Introduction
Hemoglobin A1C (HbA1c) is an important marker for diabetes care management. With the increasing use of new technologies such as continuous glucose monitoring (CGM) and point-of-care testing (POCT), patients and their physicians have been able to monitor and continuously check their blood glucose levels in an efficient and timely manner. This study aimed to investigate the level of agreement between the standard laboratory test for HbA1c (Lab-HbA1c) with point-of-care testing (POCT-HbA1c) and glucose monitoring index (GMI) derived by intermittently scanned CGM (isCGM) or estimated average glucose (eAG) derived by conventional self-monitored blood glucose (SMBG) devices.
Methods
A cross-sectional study was conducted at the Diabetes Treatment Center, Prince Sultan Military Medical City, Saudi Arabia, between May and December 2020 with 81 patients with diabetes who used the isCGM system (
n
= 30) or conventional finger-pricking SMBG system (
n
= 51). At the same visit, venous and capillary blood samples were taken for routine HbA1c analysis by the standard laboratory and POCT methods, respectively. Also, for isCGM users, the GMI data for 28 days (GMI-28) and 90 days (GMI-90) were obtained, while for SMBG users, eAG data for 30 days (eAG-30) and 90 days (eAG-90) were calculated. The limits of agreement in different HbA1c measurements were evaluated using a Bland-Altman analysis. Pearson correlation and multivariate linear regression analyses were also performed.
Results
Based on the Bland-Altman analysis, HbA1c levels for 96.7% and 96.1% of the patients analyzed by the POCT and the standard laboratory methods were within the range of the 95% limit of agreement in both isCGM and conventional SMBG users, respectively. About 93.3% of the GMI measurements were within the 95% limit of agreement. Also, about 94.12% of the eAG-30 and 90.2% of the eAG-90 measurements were within the 95% limit of agreement. Moreover, the correlation analysis revealed a statistically significant positive correlation and linear regression among Lab-HbA1c, POCT-HbA1c, GMI, and eAG in both conventional SMBG and isCGM users (all
p
< 0.001).

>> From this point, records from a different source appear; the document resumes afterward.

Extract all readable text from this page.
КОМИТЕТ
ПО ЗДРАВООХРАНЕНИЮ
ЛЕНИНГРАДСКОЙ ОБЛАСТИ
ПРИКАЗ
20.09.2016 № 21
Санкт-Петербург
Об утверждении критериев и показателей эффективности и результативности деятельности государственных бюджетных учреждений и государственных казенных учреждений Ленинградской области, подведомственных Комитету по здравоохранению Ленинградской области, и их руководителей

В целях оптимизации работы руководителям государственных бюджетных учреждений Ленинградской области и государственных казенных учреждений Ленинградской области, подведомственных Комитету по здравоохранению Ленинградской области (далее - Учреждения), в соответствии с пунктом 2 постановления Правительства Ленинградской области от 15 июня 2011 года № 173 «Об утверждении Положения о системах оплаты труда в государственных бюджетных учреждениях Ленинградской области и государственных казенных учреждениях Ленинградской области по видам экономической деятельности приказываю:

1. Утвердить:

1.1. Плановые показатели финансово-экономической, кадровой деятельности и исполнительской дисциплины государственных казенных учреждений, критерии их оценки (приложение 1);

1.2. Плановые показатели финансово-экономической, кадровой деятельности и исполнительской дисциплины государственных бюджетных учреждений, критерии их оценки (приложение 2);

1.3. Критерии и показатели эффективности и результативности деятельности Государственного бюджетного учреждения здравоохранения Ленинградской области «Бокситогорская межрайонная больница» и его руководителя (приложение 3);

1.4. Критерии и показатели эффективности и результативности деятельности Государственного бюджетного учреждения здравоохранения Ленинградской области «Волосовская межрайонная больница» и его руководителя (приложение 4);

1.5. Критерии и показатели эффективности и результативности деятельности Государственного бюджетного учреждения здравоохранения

These positive results persisted significantly after adjusting for different factors (all
p
< 0.001).
Conclusion
GMI derived by isCGM or eAG derived by conventional SMBG systems, as well as the POCT-HbA1c measurements, showed a high level of agreement; therefore, we recommend them as potential methods for diabetes monitoring, especially when a rapid result is needed or with patients with uncontrolled diabetes or on intensive insulin therapy.